The Chinese Ministry of Foreign Affairs “appreciated” this (Trump’s reversal of ZTE’s punishment). Trump could use it to tout his ability to “be able to make friends with China and protect the interests of the United States at the same time.” However, Trump’s “miscalculation” lies in the structural contradiction between China and the United States. Whoever laughs until the end is the one who laughs the best. The so-called “China-U.S. trade war” continues to this day. The issue of trade between China and the United States is no longer the core issue. The prominent structural contradictions will be the biggest crux of Sino-U.S. relations for a considerable period of time into the future. This “war” is a protracted war. It not only requires strength but also patience. From the first severe punishment to the sudden change in the attitude of the United States, it will not be so important whether it will eventually bring about the rebirth of ZTE. What is important is that this move of the United States completely awakens the Chinese scientific and technological community.

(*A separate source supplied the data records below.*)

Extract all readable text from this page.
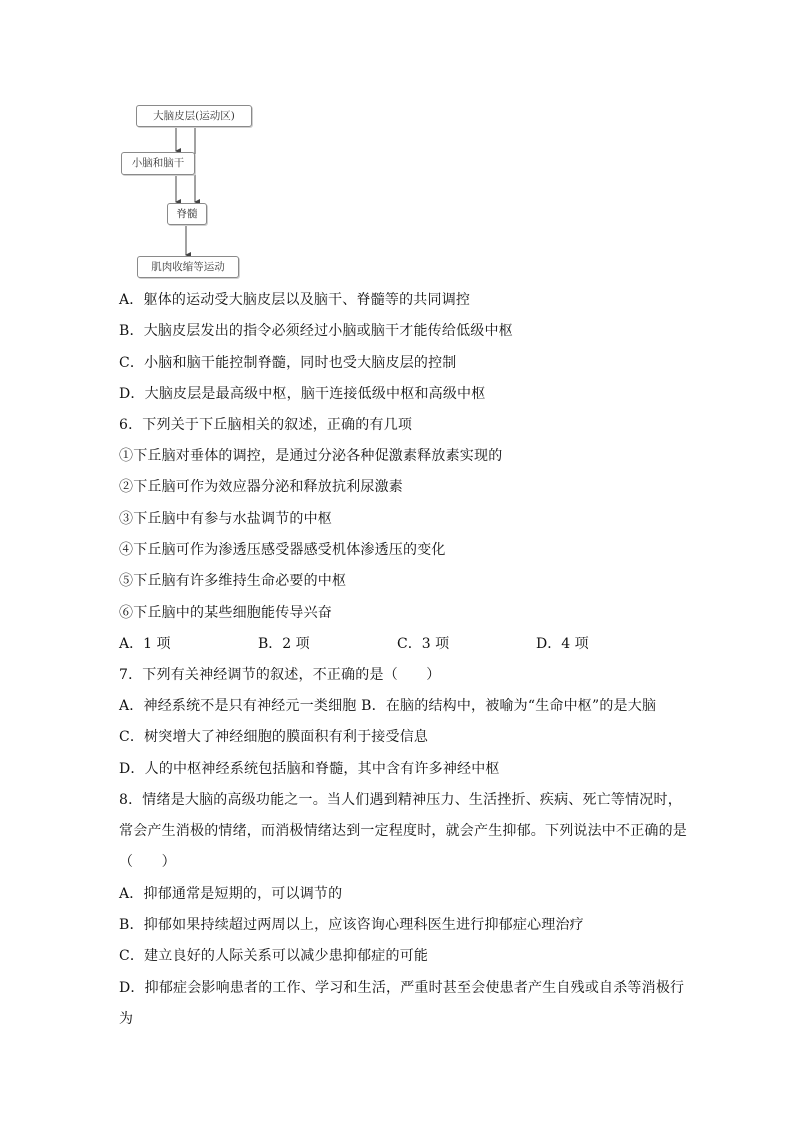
大脑皮层(运动区)
小脑和脑干
脊髓
肌肉收缩等运动
A．躯体的运动受大脑皮层以及脑干、脊髓等的共同调控
B．大脑皮层发出的指令必须经过小脑或脑干才能传给低级中枢
C．小脑和脑干能控制脊髓，同时也受大脑皮层的控制
D．大脑皮层是最高级中枢，脑干连接低级中枢和高级中枢
6．下列关于下丘脑相关的叙述，正确的有几项
①下丘脑对垂体的调控，是通过分泌各种促激素释放素实现的
②下丘脑可作为效应器分泌和释放抗利尿激素
③下丘脑中有参与水盐调节的中枢
④下丘脑可作为渗透压感受器感受机体渗透压的变化
⑤下丘脑有许多维持生命必要的中枢
⑥下丘脑中的某些细胞能传导兴奋
A．1 项	B．2 项	C．3 项	D．4 项
7．下列有关神经调节的叙述，不正确的是（　　）
A．神经系统不是只有神经元一类细胞 B．在脑的结构中，被喻为“生命中枢”的是大脑
C．树突增大了神经细胞的膜面积有利于接受信息
D．人的中枢神经系统包括脑和脊髓，其中含有许多神经中枢
8．情绪是大脑的高级功能之一。当人们遇到精神压力、生活挫折、疾病、死亡等情况时，
常会产生消极的情绪，而消极情绪达到一定程度时，就会产生抑郁。下列说法中不正确的是
（　　）
A．抑郁通常是短期的，可以调节的
B．抑郁如果持续超过两周以上，应该咨询心理科医生进行抑郁症心理治疗
C．建立良好的人际关系可以减少患抑郁症的可能
D．抑郁症会影响患者的工作、学习和生活，严重时甚至会使患者产生自残或自杀等消极行
为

Due to the economic take-off and some achievements in the field of science and technology, many people in China have indeed forgotten that there is still a huge gap remaining with the United States. The issue of “China Chip” has exposed China’s problem of independent research and development. It has become a catalyst for China’s scientific and technological research and development.

After the ZTE incident, not only did China’s official media People’s Daily surprisingly express that China had to “increase chip investments at all cost.” Xi Jinping also emphasized in the inspection tour in Hubei at the end of April that “we must speed up major breakthroughs in chip technology.” We must “climb to the peak of semiconductor storage technology in the world.” In his newly published book, “Xi Jinping’s excerpt on the overall national security concept,” he recorded “winning the battle of science and technology” as one of the most important issues.

If Trump thinks that “hitting a slap, then giving a sweet date” is a way to make Chinese companies give in, then he may be wrong. Even if the ZTE problem can be resolved with his help, Chinese companies will certainly continue with the sense of crisis and urgency at this moment. They will no longer be willing to have others control them in the area of core technology because the ZTE event allows them to understand that this can determine the company’s life or death.